4. Regulations against transporting in the mail printed matter which is open to examination cannot be enforced so as to interfere in any manner with the freedom of the press. Liberty of circulating is essential to that freedom. When, therefore, printed matter is excluded from the mail, its transportation in any other was as merchandise cannot be forbidden by Congress.
5. Regulations excluding matter from the mail may be enforced through the courts, upon competent evidence of their violation obtained in other ways than by unlawful inspection of letters and sealed packages; and with respect to objectionable printed matter, open to examination, they may in some cases also be enforced by the direct action of the officers of the postal service upon their own inspection, as where the object is exposed, and shows unmistakably that it is prohibited, as in the case of an obscene picture or print.
6. When a party is convicted of an offence and sentenced to pay a fine, it is within the discretion of the court to order his imprisonment until the fine shall be paid.

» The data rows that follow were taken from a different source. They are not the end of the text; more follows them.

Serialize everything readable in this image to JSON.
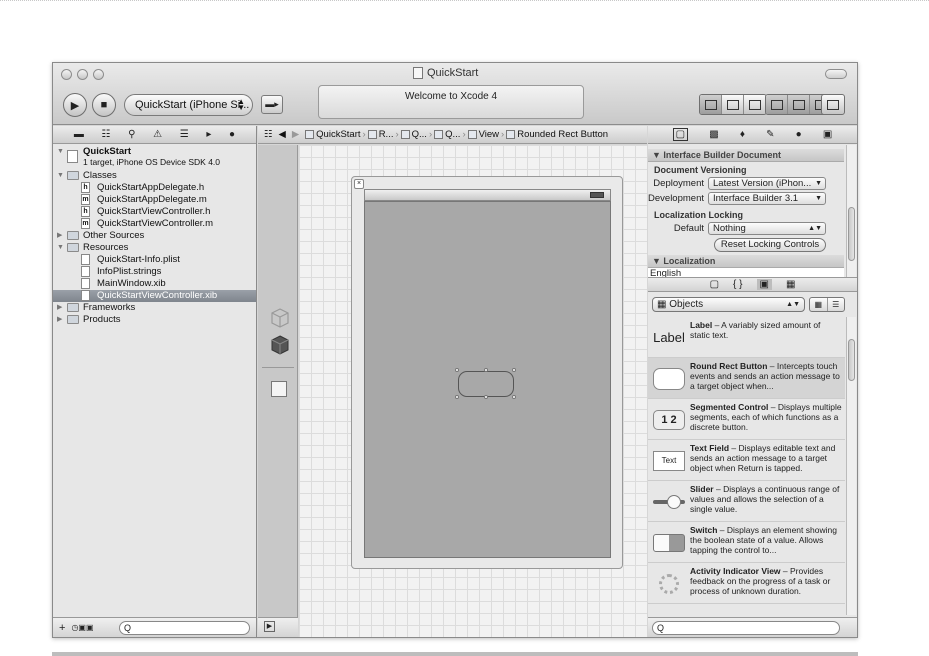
{
  "window": {
    "title": "QuickStart",
    "status_text": "Welcome to Xcode 4"
  },
  "toolbar": {
    "run_icon": "run-icon",
    "stop_icon": "stop-icon",
    "scheme": "QuickStart (iPhone Si...",
    "breakpoints_icon": "breakpoints-icon"
  },
  "navigator": {
    "tab_icons": [
      "folder-icon",
      "hierarchy-icon",
      "search-icon",
      "warning-icon",
      "list-icon",
      "breakpoint-icon",
      "log-icon"
    ],
    "project": {
      "name": "QuickStart",
      "subtitle": "1 target, iPhone OS Device SDK 4.0"
    },
    "items": [
      {
        "label": "Classes",
        "kind": "folder",
        "level": 1,
        "open": true
      },
      {
        "label": "QuickStartAppDelegate.h",
        "kind": "h",
        "level": 2
      },
      {
        "label": "QuickStartAppDelegate.m",
        "kind": "m",
        "level": 2
      },
      {
        "label": "QuickStartViewController.h",
        "kind": "h",
        "level": 2
      },
      {
        "label": "QuickStartViewController.m",
        "kind": "m",
        "level": 2
      },
      {
        "label": "Other Sources",
        "kind": "folder",
        "level": 1,
        "open": false
      },
      {
        "label": "Resources",
        "kind": "folder",
        "level": 1,
        "open": true
      },
      {
        "label": "QuickStart-Info.plist",
        "kind": "file",
        "level": 2
      },
      {
        "label": "InfoPlist.strings",
        "kind": "file",
        "level": 2
      },
      {
        "label": "MainWindow.xib",
        "kind": "xib",
        "level": 2
      },
      {
        "label": "QuickStartViewController.xib",
        "kind": "xib",
        "level": 2,
        "selected": true
      },
      {
        "label": "Frameworks",
        "kind": "folder",
        "level": 1,
        "open": false
      },
      {
        "label": "Products",
        "kind": "folder",
        "level": 1,
        "open": false
      }
    ],
    "footer_add": "+",
    "search_placeholder": "Q"
  },
  "jumpbar": {
    "crumbs": [
      "QuickStart",
      "R...",
      "Q...",
      "Q...",
      "View",
      "Rounded Rect Button"
    ]
  },
  "inspector": {
    "section_title": "Interface Builder Document",
    "versioning_title": "Document Versioning",
    "deployment_label": "Deployment",
    "deployment_value": "Latest Version (iPhon...",
    "development_label": "Development",
    "development_value": "Interface Builder 3.1",
    "locking_title": "Localization Locking",
    "default_label": "Default",
    "default_value": "Nothing",
    "reset_button": "Reset Locking Controls",
    "localization_title": "Localization",
    "localization_value": "English"
  },
  "library": {
    "selected_library": "Objects",
    "items": [
      {
        "thumb": "Label",
        "name": "Label",
        "desc": " – A variably sized amount of static text."
      },
      {
        "thumb": "",
        "name": "Round Rect Button",
        "desc": " – Intercepts touch events and sends an action message to a target object when...",
        "selected": true
      },
      {
        "thumb": "1 2",
        "name": "Segmented Control",
        "desc": " – Displays multiple segments, each of which functions as a discrete button."
      },
      {
        "thumb": "Text",
        "name": "Text Field",
        "desc": " – Displays editable text and sends an action message to a target object when Return is tapped."
      },
      {
        "thumb": "",
        "name": "Slider",
        "desc": " – Displays a continuous range of values and allows the selection of a single value."
      },
      {
        "thumb": "",
        "name": "Switch",
        "desc": " – Displays an element showing the boolean state of a value. Allows tapping the control to..."
      },
      {
        "thumb": "",
        "name": "Activity Indicator View",
        "desc": " – Provides feedback on the progress of a task or process of unknown duration."
      }
    ],
    "search_placeholder": "Q"
  }
}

Section 3894 of the Revised Statutes provides that
"No letter or circular concerning illegal lotteries, so-called gift-concerts, or other similar enterprises offering prizes, or concerning schemes devised and intended to deceive and defraud the public, for the purpose of obtaining money under false pretenses, shall be carried in the mail. Any person who shall knowingly deposit or send any thing to be conveyed by mail, in violation of this section, shall be punishable by a fine of not more than $500, nor less than $100, with costs of prosecution."

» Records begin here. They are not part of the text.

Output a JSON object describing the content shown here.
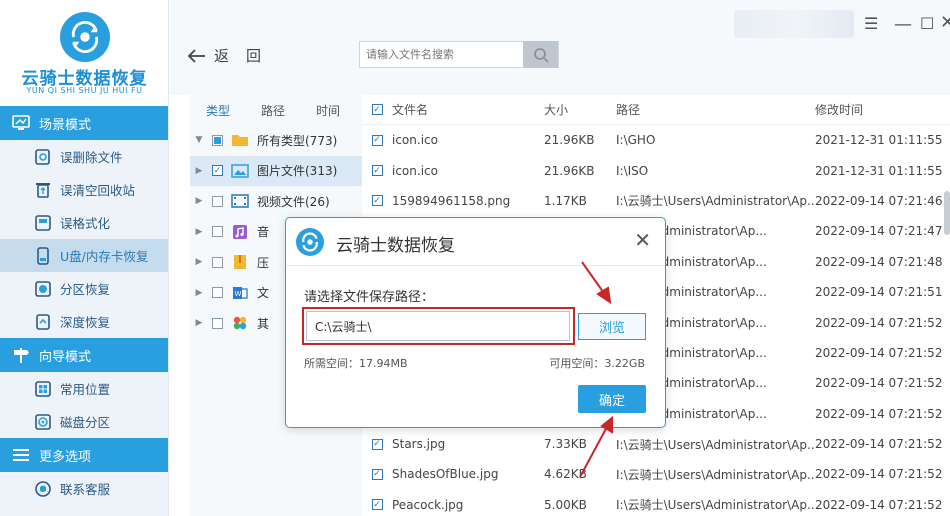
{
  "app": {
    "name": "云骑士数据恢复",
    "name_en": "YUN QI SHI SHU JU HUI FU"
  },
  "sidebar": {
    "sections": [
      {
        "title": "场景模式",
        "items": [
          {
            "label": "误删除文件"
          },
          {
            "label": "误清空回收站"
          },
          {
            "label": "误格式化"
          },
          {
            "label": "U盘/内存卡恢复"
          },
          {
            "label": "分区恢复"
          },
          {
            "label": "深度恢复"
          }
        ]
      },
      {
        "title": "向导模式",
        "items": [
          {
            "label": "常用位置"
          },
          {
            "label": "磁盘分区"
          }
        ]
      },
      {
        "title": "更多选项",
        "items": [
          {
            "label": "联系客服"
          }
        ]
      }
    ]
  },
  "toolbar": {
    "back_label": "返",
    "home_label": "回",
    "search_placeholder": "请输入文件名搜索"
  },
  "tree": {
    "tabs": [
      "类型",
      "路径",
      "时间"
    ],
    "rows": [
      {
        "label": "所有类型(773)"
      },
      {
        "label": "图片文件(313)"
      },
      {
        "label": "视频文件(26)"
      },
      {
        "label": "音"
      },
      {
        "label": "压"
      },
      {
        "label": "文"
      },
      {
        "label": "其"
      }
    ]
  },
  "file_list": {
    "headers": {
      "name": "文件名",
      "size": "大小",
      "path": "路径",
      "time": "修改时间"
    },
    "rows": [
      {
        "name": "icon.ico",
        "size": "21.96KB",
        "path": "I:\\GHO",
        "time": "2021-12-31 01:11:55"
      },
      {
        "name": "icon.ico",
        "size": "21.96KB",
        "path": "I:\\ISO",
        "time": "2021-12-31 01:11:55"
      },
      {
        "name": "159894961158.png",
        "size": "1.17KB",
        "path": "I:\\云骑士\\Users\\Administrator\\Ap...",
        "time": "2022-09-14 07:21:46"
      },
      {
        "name": "",
        "size": "",
        "path": "Users\\Administrator\\Ap...",
        "time": "2022-09-14 07:21:47"
      },
      {
        "name": "",
        "size": "",
        "path": "Users\\Administrator\\Ap...",
        "time": "2022-09-14 07:21:48"
      },
      {
        "name": "",
        "size": "",
        "path": "Users\\Administrator\\Ap...",
        "time": "2022-09-14 07:21:51"
      },
      {
        "name": "",
        "size": "",
        "path": "Users\\Administrator\\Ap...",
        "time": "2022-09-14 07:21:52"
      },
      {
        "name": "",
        "size": "",
        "path": "Users\\Administrator\\Ap...",
        "time": "2022-09-14 07:21:52"
      },
      {
        "name": "",
        "size": "",
        "path": "Users\\Administrator\\Ap...",
        "time": "2022-09-14 07:21:52"
      },
      {
        "name": "",
        "size": "",
        "path": "Users\\Administrator\\Ap...",
        "time": "2022-09-14 07:21:52"
      },
      {
        "name": "Stars.jpg",
        "size": "7.33KB",
        "path": "I:\\云骑士\\Users\\Administrator\\Ap...",
        "time": "2022-09-14 07:21:52"
      },
      {
        "name": "ShadesOfBlue.jpg",
        "size": "4.62KB",
        "path": "I:\\云骑士\\Users\\Administrator\\Ap...",
        "time": "2022-09-14 07:21:52"
      },
      {
        "name": "Peacock.jpg",
        "size": "5.00KB",
        "path": "I:\\云骑士\\Users\\Administrator\\Ap...",
        "time": "2022-09-14 07:21:52"
      }
    ]
  },
  "dialog": {
    "title": "云骑士数据恢复",
    "prompt": "请选择文件保存路径：",
    "path_value": "C:\\云骑士\\",
    "browse_label": "浏览",
    "required_space": "所需空间：17.94MB",
    "available_space": "可用空间：3.22GB",
    "ok_label": "确定"
  },
  "colors": {
    "accent": "#2a9fe0",
    "highlight_box": "#c9262a"
  }
}
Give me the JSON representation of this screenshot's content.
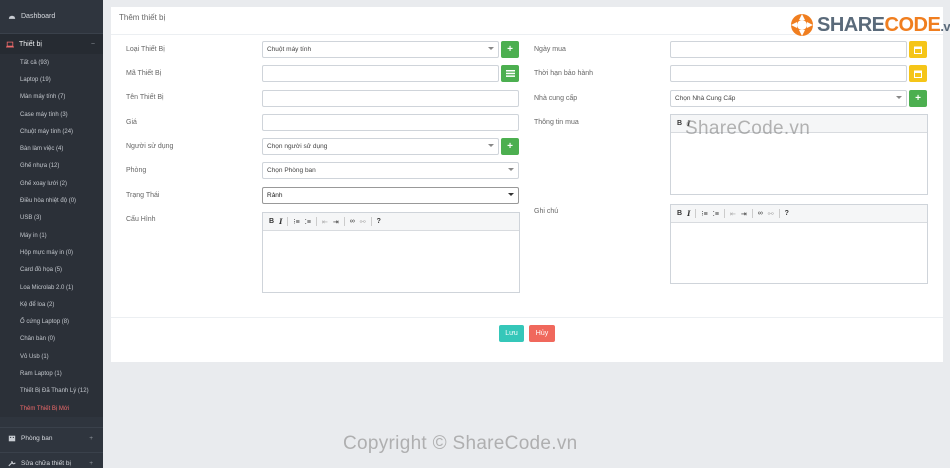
{
  "sidebar": {
    "dashboard": "Dashboard",
    "section": "Thiết bị",
    "items": [
      {
        "label": "Tất cả (93)"
      },
      {
        "label": "Laptop (19)"
      },
      {
        "label": "Màn máy tính (7)"
      },
      {
        "label": "Case máy tính (3)"
      },
      {
        "label": "Chuột máy tính (24)"
      },
      {
        "label": "Bàn làm việc (4)"
      },
      {
        "label": "Ghế nhựa (12)"
      },
      {
        "label": "Ghế xoay lưới (2)"
      },
      {
        "label": "Điều hòa nhiệt độ (0)"
      },
      {
        "label": "USB (3)"
      },
      {
        "label": "Máy in (1)"
      },
      {
        "label": "Hộp mực máy in (0)"
      },
      {
        "label": "Card đồ họa (5)"
      },
      {
        "label": "Loa Microlab 2.0 (1)"
      },
      {
        "label": "Kệ để loa (2)"
      },
      {
        "label": "Ổ cứng Laptop (8)"
      },
      {
        "label": "Chân bàn (0)"
      },
      {
        "label": "Vỏ Usb (1)"
      },
      {
        "label": "Ram Laptop (1)"
      },
      {
        "label": "Thiết Bị Đã Thanh Lý (12)"
      },
      {
        "label": "Thêm Thiết Bị Mới"
      }
    ],
    "footer": [
      {
        "label": "Phòng ban"
      },
      {
        "label": "Sửa chữa thiết bị"
      }
    ]
  },
  "form": {
    "title": "Thêm thiết bị",
    "loai_label": "Loại Thiết Bị",
    "loai_value": "Chuột máy tính",
    "ma_label": "Mã Thiết Bị",
    "ten_label": "Tên Thiết Bị",
    "gia_label": "Giá",
    "nguoi_label": "Người sử dụng",
    "nguoi_value": "Chọn người sử dụng",
    "phong_label": "Phòng",
    "phong_value": "Chọn Phòng ban",
    "trangthai_label": "Trạng Thái",
    "trangthai_value": "Rảnh",
    "cauhinh_label": "Cấu Hình",
    "ngaymua_label": "Ngày mua",
    "baohanh_label": "Thời hạn bảo hành",
    "ncc_label": "Nhà cung cấp",
    "ncc_value": "Chọn Nhà Cung Cấp",
    "thongtin_label": "Thông tin mua",
    "ghichu_label": "Ghi chú",
    "save": "Lưu",
    "cancel": "Hủy"
  },
  "editor_toolbar": {
    "bold": "B",
    "italic": "I",
    "help": "?"
  },
  "watermark": {
    "logo_share": "SHARE",
    "logo_code": "CODE",
    "logo_vn": ".vn",
    "center": "ShareCode.vn",
    "bottom": "Copyright © ShareCode.vn"
  },
  "colors": {
    "sidebar": "#2f353e",
    "green": "#4caf50",
    "yellow": "#f5c518",
    "save": "#35c7b9",
    "cancel": "#f0685c",
    "active": "#ef6a6a"
  }
}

By an act approved July 12, 1876 (19 Stat. 90), the word "illegal" was stricken out of the section. Under the law as thus amended, the petitioner was indicted, in the Circuit Court of the United States for the Southern District of New York, for knowingly and unlawfully depositing, on the 23d of February, 1877, at that district, in the mail of the United States, to be conveyed in it, a circular concerning a lottery offering prizes, enclosed in an envelope addressed to one J. Ketcham, at Gloversville, New York. The indictment sets forth the offence in separate counts, so as to cover every form in which it could be stated under the act. Upon being arraigned, the petitioner stood mute, refusing to plead; and thereupon a plea of not guilty was entered in his behalf by order of the court. Rev.Stat., sect. 1032. He was subsequently tried, convicted, and sentenced to pay a fine of $100, with the costs of the prosecution, and to be committed to the county jail until the fine and costs were paid. Upon his commitment, which followed, he presented to this court a petition alleging that he was imprisoned and restrained of his liberty by the marshal of the Southern District of New York, under the conviction; that such conviction was illegal, and that the illegality consisted in this: that the court had no jurisdiction to punish him for the acts charged in the indictment; that the act under which the indictment was drawn was unconstitutional and void; and that the court exceeded its jurisdiction in committing him until the fine was paid. He therefore prayed for a writ of habeas corpus to be directed to the marshal to bring him before the court, and a writ of certiorari to be directed to the clerk of the Circuit Court to send up the record of his conviction, that this court might
inquire into the cause and legality of his imprisonment. Accompanying the petition, as exhibits, were copies of the indictment and of the record of conviction. The court, instead of ordering that the writs issue at once, entered a rule, the counsel of the petitioner consenting thereto, that cause be shown, on a day designated, why the writs should not issue as prayed; and that a copy of the rule be served on the Attorney-General of the United States, the marshal of the Southern District of New York, and the clerk of the Circuit Court. The Attorney-General, for himself and others, answered the rule by averring that the petition and exhibits do not make out a case in which this court has jurisdiction to order the writs to issue, and that the petitioner is in lawful custody by virtue of the proceedings and sentence mentioned in the exhibits, and the commitment issued thereon.